Voice-based AI in call center customer service: A natural field experiment
成果类型:
Article
署名作者:
Wang, Lingli; Huang, Ni; Hong, Yili; Liu, Luning; Guo, Xunhua; Chen, Guoqing
署名单位:
Beijing University of Posts & Telecommunications; University of Miami; Harbin Institute of Technology; Tsinghua University; Harbin Institute of Technology
刊物名称:
PRODUCTION AND OPERATIONS MANAGEMENT
ISSN/ISSBN:
1059-1478
DOI:
10.1111/poms.13953
发表日期:
2023
页码:
1002-1018
关键词:
Artificial intelligence
customer service
difference-in-differences
Natural field experiment
service flexibility
摘要:
Voice-based artificial intelligence (AI) systems have been recently deployed to replace traditional interactive voice response (IVR) systems in call center customer service. However, there is little evidence that sheds light on how the implementation of AI systems impacts customer behavior, as well as AI systems' effects on call center customer service performance. By leveraging the proprietary data obtained from a natural field experiment in a large telecommunication company, we examine how the introduction of a voice-based AI system affects call length, customers' demand for human service, and customer complaints in call center customer service.
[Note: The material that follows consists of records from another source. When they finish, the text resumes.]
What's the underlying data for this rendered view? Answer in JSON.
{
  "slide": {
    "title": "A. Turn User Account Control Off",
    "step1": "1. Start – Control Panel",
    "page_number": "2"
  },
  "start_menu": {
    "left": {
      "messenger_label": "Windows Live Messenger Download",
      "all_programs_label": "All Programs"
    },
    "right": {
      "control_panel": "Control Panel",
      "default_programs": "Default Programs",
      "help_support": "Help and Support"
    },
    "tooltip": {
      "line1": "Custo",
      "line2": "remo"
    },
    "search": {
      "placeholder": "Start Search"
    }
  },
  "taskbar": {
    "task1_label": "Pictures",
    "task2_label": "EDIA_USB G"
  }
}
We find that the implementation of the AI system temporarily increases the duration of machine service and customers' demand for human service; however, it persistently reduces customer complaints. Furthermore, our results reveal interesting heterogeneity in the effectiveness of the voice-based AI system. For relatively simple service requests, the AI system reduces customer complaints for both experienced and inexperienced customers. However, for complex requests, customers appear to learn from the prior experience of interacting with the AI system, which leads to fewer complaints. Moreover, the AI-based system has a significantly larger effect on reducing customer complaints for older and female customers as well as for customers who have had extensive experience using the IVR system. Finally, we find that speech-recognition failures in customer-AI interactions lead to increases in customers' demand for human service and customer complaints. The results from this study provide implications for the implementation of an AI system in call center operations.